Without this strict adherence to testing as part of the build process, the project would have failed due to lack of quality control. If a bug is introduced, it's far better to catch it quickly, while the developer's mind is still "in context". Needless to say, until our custom components were bedded down, we had a lot of pipeline breakages. Our testing regime ensured we kept on top of things.

Due to the wide variation in developer's skills, pair programming was used to cross train and enhance skillsets. Pair programming is the best training a programmer can get.

Looking Forward by Looking Back

This is always an important part of a project, enhancing your ability to see where you can improve, not only for the next iteration of the current project, but also for the next project.
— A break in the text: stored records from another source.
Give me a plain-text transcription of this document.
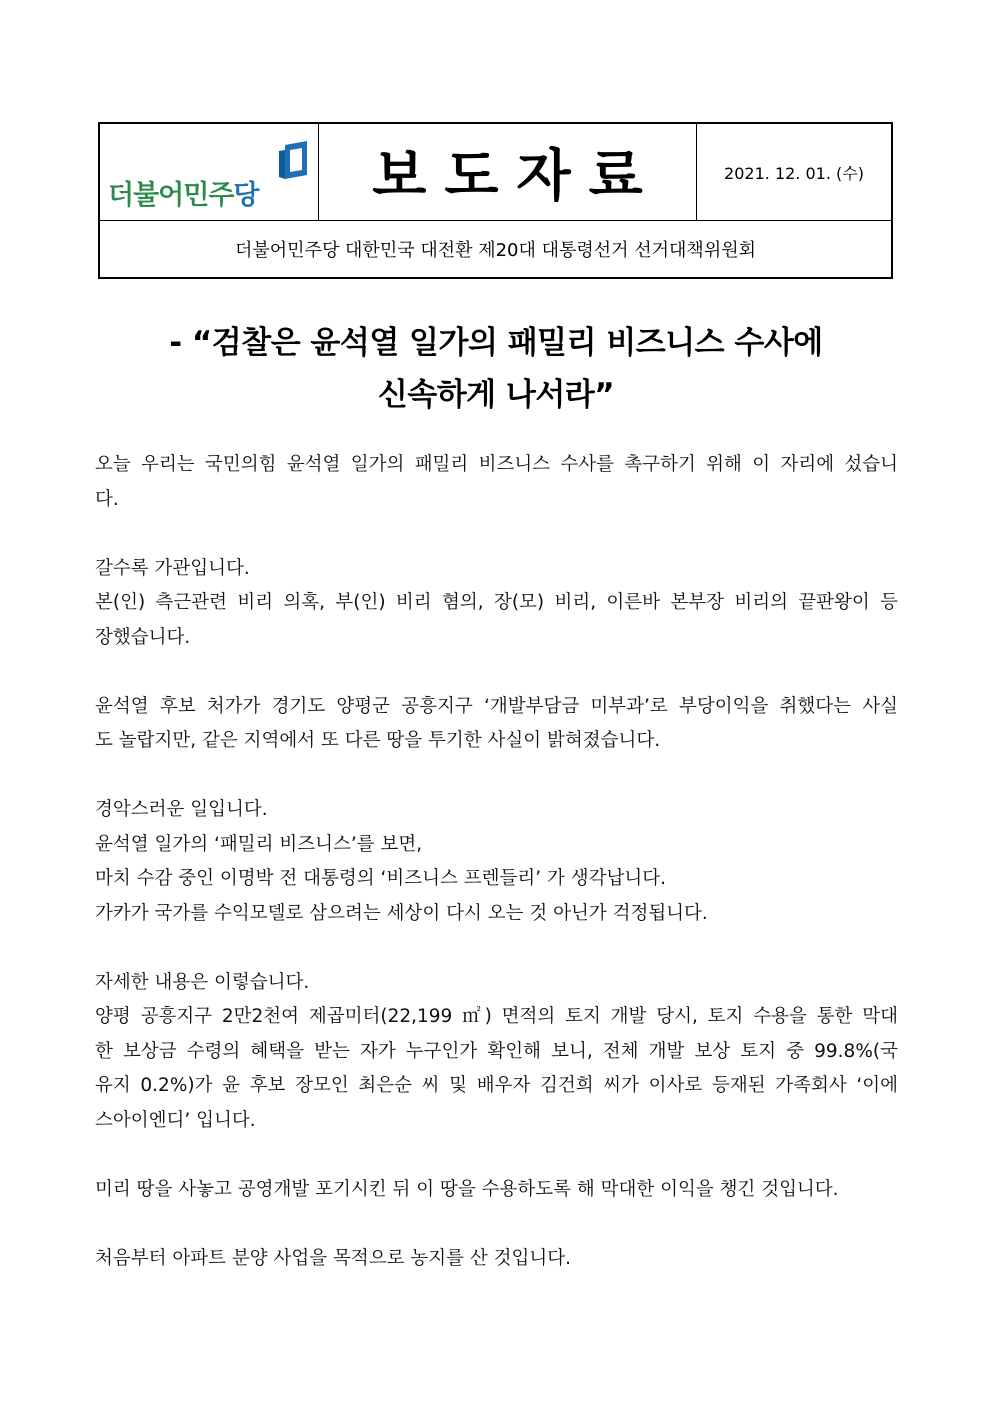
더불어민주당	보도자료	2021. 12. 01. (수)
더불어민주당 대한민국 대전환 제20대 대통령선거 선거대책위원회
- “검찰은 윤석열 일가의 패밀리 비즈니스 수사에
신속하게 나서라”
오늘 우리는 국민의힘 윤석열 일가의 패밀리 비즈니스 수사를 촉구하기 위해 이 자리에 섰습니
다.
갈수록 가관입니다.
본(인) 측근관련 비리 의혹, 부(인) 비리 혐의, 장(모) 비리, 이른바 본부장 비리의 끝판왕이 등
장했습니다.
윤석열 후보 처가가 경기도 양평군 공흥지구 ‘개발부담금 미부과’로 부당이익을 취했다는 사실
도 놀랍지만, 같은 지역에서 또 다른 땅을 투기한 사실이 밝혀졌습니다.
경악스러운 일입니다.
윤석열 일가의 ‘패밀리 비즈니스’를 보면,
마치 수감 중인 이명박 전 대통령의 ‘비즈니스 프렌들리’ 가 생각납니다.
가카가 국가를 수익모델로 삼으려는 세상이 다시 오는 것 아닌가 걱정됩니다.
자세한 내용은 이렇습니다.
양평 공흥지구 2만2천여 제곱미터(22,199 ㎡) 면적의 토지 개발 당시, 토지 수용을 통한 막대
한 보상금 수령의 혜택을 받는 자가 누구인가 확인해 보니, 전체 개발 보상 토지 중 99.8%(국
유지 0.2%)가 윤 후보 장모인 최은순 씨 및 배우자 김건희 씨가 이사로 등재된 가족회사 ‘이에
스아이엔디’ 입니다.
미리 땅을 사놓고 공영개발 포기시킨 뒤 이 땅을 수용하도록 해 막대한 이익을 챙긴 것입니다.
처음부터 아파트 분양 사업을 목적으로 농지를 산 것입니다.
What did we do wrong? What would be done differently next time around? How has the technology changed since we started?

We need to use more XML Schemas to enforce standardization. I believe that we made the right decision in not designing and enforcing schemas from day one, but now that the project has matured and entered maintenance phase it is the right time.

Our form handling mechanisms are totally proprietary simply because there were no satisfactory solutions in Cocoon. Cocoon 2.1 now incorporates Flow/Continuations, JXPath, and Woody. These are very interesting components that should be given serious consideration for any new development work.